Abstract
In addition to the sulfonamides and their isosteres, recently novel carbonic anhydrase (CA, EC 4.2.1.1) inhibitors (CAIs) which act by binding to the metal ion from the active site were discovered. Based on the X-ray crystal structure of the CA II–trithiocarbonate adduct, dithiocarbamates, xanthates and thioxanthates were shown to potently inhibit α- and β-CAs. The hydroxamates constitute another class of recently studied CAIs both against mammalian and protozoan enzymes. Another chemotype for which CA inhibitory properties were recently reported is the salicylaldoxime scaffold. X-ray crystal structures were reported for CA II complexed with dithiocarbamates and hydroxamates, whereas the xanthates and salicylaldoximes were investigated by kinetic measurements and docking studies. The dithiocarbamates and the xanthates showed potent antiglaucoma activity in animal models of the disease whereas some hydroxamates inhibited the growth of Trypanosoma cruzii probably by inhibiting the protozoan CA.
Introduction
The zinc metalloenzyme carbonic anhydrases (CA, EC 4.2.1.1) catalyze a very simple but essential physiological reaction, carbon dioxide hydration to bicarbonate and protons. These enzymes belong to a superfamily of ubiquitous zinc proteins which are involved in many important physiologic processes in all life kingdoms (Bacteria, Archaea, and Eukarya). Five genetically distinct enzyme families are known to date: the α-, β-, γ-, δ-, and ζ-CAs. All of them are metalloenzymes, but α-, β-, and δ-CAs use Zn(II) ions at the active site, the γ-CAs are probably Fe(II) enzymes (but they are active also with bound Zn(II) or Co(II) ions), whereas the ζ-class uses Cd(II) or Zn(II) to perform the physiologic reaction catalysis. The catalytic mechanism of the CAs is well understood, the metal ion being essential for the catalytic processCitation1. Inhibitors of these enzymes (CAIs) started to be investigated more than 60 years ago, and found pharmacological and clinical applications in the field of anti-glaucoma, anti-convulsant, diuretics and recently as anti-cancer agents.

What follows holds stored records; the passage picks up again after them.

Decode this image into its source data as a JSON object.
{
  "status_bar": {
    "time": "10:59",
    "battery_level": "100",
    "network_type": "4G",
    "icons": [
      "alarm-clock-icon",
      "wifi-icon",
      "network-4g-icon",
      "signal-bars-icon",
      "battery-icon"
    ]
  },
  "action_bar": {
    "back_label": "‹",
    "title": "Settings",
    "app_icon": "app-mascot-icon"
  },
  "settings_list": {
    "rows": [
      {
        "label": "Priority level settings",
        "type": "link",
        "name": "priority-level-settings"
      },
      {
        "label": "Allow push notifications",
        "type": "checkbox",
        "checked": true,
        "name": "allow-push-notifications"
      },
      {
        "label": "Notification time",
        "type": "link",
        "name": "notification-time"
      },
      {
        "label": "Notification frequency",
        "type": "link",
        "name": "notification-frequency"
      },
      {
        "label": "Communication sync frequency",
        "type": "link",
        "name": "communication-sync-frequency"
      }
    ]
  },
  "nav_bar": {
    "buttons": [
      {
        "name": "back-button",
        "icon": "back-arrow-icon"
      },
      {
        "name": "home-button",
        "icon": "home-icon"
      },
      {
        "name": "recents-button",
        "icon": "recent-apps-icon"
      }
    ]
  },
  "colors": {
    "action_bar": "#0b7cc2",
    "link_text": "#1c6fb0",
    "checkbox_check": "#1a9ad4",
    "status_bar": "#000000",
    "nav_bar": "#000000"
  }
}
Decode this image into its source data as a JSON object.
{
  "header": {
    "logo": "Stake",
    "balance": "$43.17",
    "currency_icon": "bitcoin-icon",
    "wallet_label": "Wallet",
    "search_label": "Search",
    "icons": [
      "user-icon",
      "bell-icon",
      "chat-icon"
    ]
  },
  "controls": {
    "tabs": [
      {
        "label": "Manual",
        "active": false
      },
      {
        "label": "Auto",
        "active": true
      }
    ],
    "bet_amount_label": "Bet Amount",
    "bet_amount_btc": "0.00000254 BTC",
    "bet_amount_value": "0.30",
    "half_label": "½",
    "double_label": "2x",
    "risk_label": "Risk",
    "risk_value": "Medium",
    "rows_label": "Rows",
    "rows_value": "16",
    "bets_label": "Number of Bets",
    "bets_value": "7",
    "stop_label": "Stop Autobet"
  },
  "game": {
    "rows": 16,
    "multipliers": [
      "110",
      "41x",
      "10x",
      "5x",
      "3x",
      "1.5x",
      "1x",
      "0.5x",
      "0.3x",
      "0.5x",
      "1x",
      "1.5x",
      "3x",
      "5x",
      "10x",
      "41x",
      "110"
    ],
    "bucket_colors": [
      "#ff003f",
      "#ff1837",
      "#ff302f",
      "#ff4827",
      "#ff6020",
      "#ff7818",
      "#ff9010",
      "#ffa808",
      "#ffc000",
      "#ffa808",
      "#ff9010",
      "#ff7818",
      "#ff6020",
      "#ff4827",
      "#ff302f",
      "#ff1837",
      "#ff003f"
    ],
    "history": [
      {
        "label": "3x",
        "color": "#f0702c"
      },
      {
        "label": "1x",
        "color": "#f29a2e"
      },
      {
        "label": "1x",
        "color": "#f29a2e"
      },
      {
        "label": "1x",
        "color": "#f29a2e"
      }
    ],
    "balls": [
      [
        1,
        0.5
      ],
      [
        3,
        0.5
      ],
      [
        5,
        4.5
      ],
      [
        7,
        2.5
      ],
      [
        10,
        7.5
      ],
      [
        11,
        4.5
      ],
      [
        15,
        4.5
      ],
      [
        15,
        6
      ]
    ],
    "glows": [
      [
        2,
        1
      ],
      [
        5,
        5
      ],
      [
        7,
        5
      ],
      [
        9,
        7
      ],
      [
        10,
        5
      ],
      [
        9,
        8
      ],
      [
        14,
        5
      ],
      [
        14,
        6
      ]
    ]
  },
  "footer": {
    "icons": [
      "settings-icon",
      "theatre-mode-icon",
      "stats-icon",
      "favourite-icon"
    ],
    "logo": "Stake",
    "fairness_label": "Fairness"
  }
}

Such CAIs target diverse isozymes of the 13 catalytically active alpha-CA isoforms present in humans. Moreover, it has also emerged in the past four years that these enzymes can be used as potential target for designing anti-infective drugs with a novel mechanism of action. Diverse studies were ultimately reported during the past few years for some pathogenic protozoa (Plasmodium falciparum), fungi (Cryptococcus neoformans, Candida albicans, Candida glabrata, and Saccharomyces cerevisiae), and bacteria (Helicobacter pylori, Mycobacterium tuberculosis, and Brucella suis)Citation2,Citation3.
From earlier studies, three major basic structural elements have emerged to be important in the design of CAIs. The first one is the zinc-binding function (ZBF) that interacts with the active site metal ion and the residues Thr199 and Glu106. The second one is the organic scaffold, usually an aromatic or heteroaromatic moiety, which interacts both with the hydrophobic as well as the hydrophilic halves of the active site. The third one is a ‘‘tail’’ attached to the organic scaffoldCitation4,Citation5.
ZBFs constitute a critical structural parameter for the design of novel classes of selective CAIs, and variation of the nature of this motif is necessary to identify compounds with a diverse inhibition profile as compared to the clinically used drugs which generally indiscriminately inhibit many CA isoforms, thus leading to various side effects. Sulfonamides and their isosteres (sulfamates/sulfamides) constitute the main class of CAIs which bind to the zinc metal ion within the enzyme active site. Even if the classical sulfonamide function still constitutes the main motif used in the design of carbonic anhydrases inhibitors, new zinc-binding chemotypes have recently emerged leading to promising new classes of compounds that inhibit CAs from human or from bacterial and fungal pathogensCitation6–9.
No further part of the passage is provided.